Khusus PKPPS, terdapat jenjang Ula, Wustha, dan Ulya. Jenjang Ulya setara dengan SMA/MA/SMK/MAK atau bentuk lain yang sederajat.

Artinya, pengalaman pendidikan seorang santri di pesantren tidak boleh begitu saja diabaikan ketika ia ingin melanjutkan pendidikan.

Apa yang Harus Dilakukan Calon Warga Belajar?

Jika pernah belajar di pesantren, calon warga belajar sebaiknya mengumpulkan seluruh bukti pendidikan yang pernah diperoleh.

Contohnya:

📄 Rapor atau buku hasil belajar
📄 Surat keterangan pernah belajar
📄 Surat keterangan hasil belajar
📄 Syahadah atau dokumen kelulusan internal
📄 Sertifikat pendidikan/pelatihan
📄 Dokumen PKPPS apabila pernah mengikuti PKPPS
📄 Dokumen lain yang menjelaskan jenjang, masa belajar, dan hasil belajar

Jangan hanya mengatakan “saya sudah mondok selama 2 atau 3 tahun”.

Yang dibutuhkan adalah bukti yang dapat diperiksa.

Lophia Tidak Langsung Menentukan Kelas

Ini bagian yang sangat penting.

PKBM Lophia tidak akan langsung menjanjikan bahwa seseorang yang pernah mondok selama dua tahun pasti dapat ditempatkan di kelas 12.

Mengapa?

Karena setiap pesantren memiliki program, kurikulum, jenjang, status kelembagaan, sistem pendataan, dan dokumen hasil belajar yang berbeda.

Oleh karena itu, Lophia akan melakukan:

1. Identifikasi Riwayat Pendidikan

Kami memetakan:

Pernah sekolah → pernah mondok → program yang diikuti → lama belajar → jenjang → hasil belajar → dokumen yang tersedia.

2. Verifikasi Dokumen

Dokumen yang diberikan akan diperiksa untuk mengetahui:

  • siapa penyelenggaranya;
  • program pendidikan yang diikuti;
  • jenjang pendidikan;
  • periode belajar;
  • mata pelajaran/kompetensi;
  • hasil belajar;
  • serta status dokumen tersebut.

3. Pemetaan Kompetensi

Lophia kemudian memetakan hasil belajar sebelumnya dengan kompetensi yang diperlukan pada program pendidikan kesetaraan yang akan diikuti.

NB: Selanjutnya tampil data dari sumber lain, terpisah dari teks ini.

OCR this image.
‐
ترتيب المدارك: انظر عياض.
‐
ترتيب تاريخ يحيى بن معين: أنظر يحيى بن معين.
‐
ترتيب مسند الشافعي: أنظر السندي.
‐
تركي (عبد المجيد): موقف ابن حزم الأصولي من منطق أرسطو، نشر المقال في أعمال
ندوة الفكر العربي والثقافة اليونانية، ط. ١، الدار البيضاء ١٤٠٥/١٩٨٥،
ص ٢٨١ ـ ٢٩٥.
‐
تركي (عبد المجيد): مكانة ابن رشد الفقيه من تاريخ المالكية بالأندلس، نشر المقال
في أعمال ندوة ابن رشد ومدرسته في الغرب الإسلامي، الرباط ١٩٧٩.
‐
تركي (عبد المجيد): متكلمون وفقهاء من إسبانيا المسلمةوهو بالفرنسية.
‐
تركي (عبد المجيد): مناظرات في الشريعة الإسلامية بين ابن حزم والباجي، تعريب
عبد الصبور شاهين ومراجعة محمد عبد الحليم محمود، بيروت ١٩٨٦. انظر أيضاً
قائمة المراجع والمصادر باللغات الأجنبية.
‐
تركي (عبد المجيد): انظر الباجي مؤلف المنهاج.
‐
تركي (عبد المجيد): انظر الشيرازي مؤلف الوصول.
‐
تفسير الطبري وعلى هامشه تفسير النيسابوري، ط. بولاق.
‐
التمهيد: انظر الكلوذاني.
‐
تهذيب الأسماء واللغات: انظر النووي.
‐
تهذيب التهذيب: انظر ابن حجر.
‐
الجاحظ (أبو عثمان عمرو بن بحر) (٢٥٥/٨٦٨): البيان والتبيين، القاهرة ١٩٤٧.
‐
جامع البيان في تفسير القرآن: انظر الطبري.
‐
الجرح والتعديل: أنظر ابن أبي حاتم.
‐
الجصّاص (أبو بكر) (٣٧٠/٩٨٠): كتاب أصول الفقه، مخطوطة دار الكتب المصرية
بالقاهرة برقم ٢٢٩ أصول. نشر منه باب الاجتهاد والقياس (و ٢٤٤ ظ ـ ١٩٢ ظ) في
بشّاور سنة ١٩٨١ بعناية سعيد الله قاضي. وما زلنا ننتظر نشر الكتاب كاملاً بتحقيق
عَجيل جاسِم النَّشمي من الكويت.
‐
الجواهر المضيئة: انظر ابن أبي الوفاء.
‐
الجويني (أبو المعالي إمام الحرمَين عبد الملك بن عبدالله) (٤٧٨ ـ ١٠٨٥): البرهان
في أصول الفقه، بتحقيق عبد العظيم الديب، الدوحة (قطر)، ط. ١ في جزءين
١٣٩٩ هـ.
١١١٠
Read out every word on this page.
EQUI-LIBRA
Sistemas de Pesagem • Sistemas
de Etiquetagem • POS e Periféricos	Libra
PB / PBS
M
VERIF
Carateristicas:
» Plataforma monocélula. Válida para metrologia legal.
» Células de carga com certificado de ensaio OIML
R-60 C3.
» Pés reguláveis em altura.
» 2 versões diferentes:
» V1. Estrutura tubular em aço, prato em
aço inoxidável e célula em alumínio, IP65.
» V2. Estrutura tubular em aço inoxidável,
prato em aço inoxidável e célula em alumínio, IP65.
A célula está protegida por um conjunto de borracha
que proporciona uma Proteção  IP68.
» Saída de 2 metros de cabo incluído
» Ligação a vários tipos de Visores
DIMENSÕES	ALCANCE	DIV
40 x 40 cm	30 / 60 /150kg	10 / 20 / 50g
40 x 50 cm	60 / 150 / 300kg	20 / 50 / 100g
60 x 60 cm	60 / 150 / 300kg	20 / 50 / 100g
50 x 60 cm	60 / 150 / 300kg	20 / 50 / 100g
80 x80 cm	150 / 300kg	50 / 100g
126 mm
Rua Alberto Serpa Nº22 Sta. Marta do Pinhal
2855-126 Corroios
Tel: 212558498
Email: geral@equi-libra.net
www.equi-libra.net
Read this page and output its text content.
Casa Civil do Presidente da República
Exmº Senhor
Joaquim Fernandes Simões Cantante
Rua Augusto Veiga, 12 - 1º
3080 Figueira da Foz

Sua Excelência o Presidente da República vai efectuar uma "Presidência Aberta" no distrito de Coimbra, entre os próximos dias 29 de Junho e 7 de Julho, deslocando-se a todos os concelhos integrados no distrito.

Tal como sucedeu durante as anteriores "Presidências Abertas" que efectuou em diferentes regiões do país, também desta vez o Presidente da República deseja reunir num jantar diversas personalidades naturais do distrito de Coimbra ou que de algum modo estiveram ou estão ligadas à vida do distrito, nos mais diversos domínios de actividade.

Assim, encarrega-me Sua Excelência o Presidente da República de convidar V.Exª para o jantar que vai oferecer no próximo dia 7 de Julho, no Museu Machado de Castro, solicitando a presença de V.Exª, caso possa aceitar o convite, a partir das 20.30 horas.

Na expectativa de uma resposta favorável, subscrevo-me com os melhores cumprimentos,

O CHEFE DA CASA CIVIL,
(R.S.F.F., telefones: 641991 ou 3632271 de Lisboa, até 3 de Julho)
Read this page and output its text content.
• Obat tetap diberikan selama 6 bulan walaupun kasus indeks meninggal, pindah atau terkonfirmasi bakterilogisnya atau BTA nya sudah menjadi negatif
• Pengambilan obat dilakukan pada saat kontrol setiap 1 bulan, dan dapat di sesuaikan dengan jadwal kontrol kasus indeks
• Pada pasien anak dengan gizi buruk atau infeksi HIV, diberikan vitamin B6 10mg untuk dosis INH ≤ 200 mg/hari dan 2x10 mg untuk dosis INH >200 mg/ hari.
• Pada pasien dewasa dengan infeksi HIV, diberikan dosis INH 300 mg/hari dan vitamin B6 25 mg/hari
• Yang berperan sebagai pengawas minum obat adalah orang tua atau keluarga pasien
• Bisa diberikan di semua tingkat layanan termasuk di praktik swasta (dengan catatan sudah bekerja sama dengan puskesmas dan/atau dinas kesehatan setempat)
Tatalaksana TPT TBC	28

4. Penentuan Proses Pendidikan

Berdasarkan hasil pemeriksaan dan ketentuan yang berlaku, calon warga belajar dapat memperoleh rekomendasi mengenai tingkat/kelas dan proses pendidikan yang harus ditempuh.

Contoh Kasus

Ahmad pernah belajar di SMP selama 3 tahun.

Setelah lulus SMP, Ahmad kemudian mondok selama 2 tahun di sebuah pesantren.

Di pesantren tersebut Ahmad mengikuti program pendidikan yang memiliki dokumen hasil belajar.

Ahmad kemudian ingin memperoleh pendidikan setara SMA.

Apa yang dilakukan?

Bukan langsung mengatakan:

“Anda tinggal satu tahun, langsung kelas 12.”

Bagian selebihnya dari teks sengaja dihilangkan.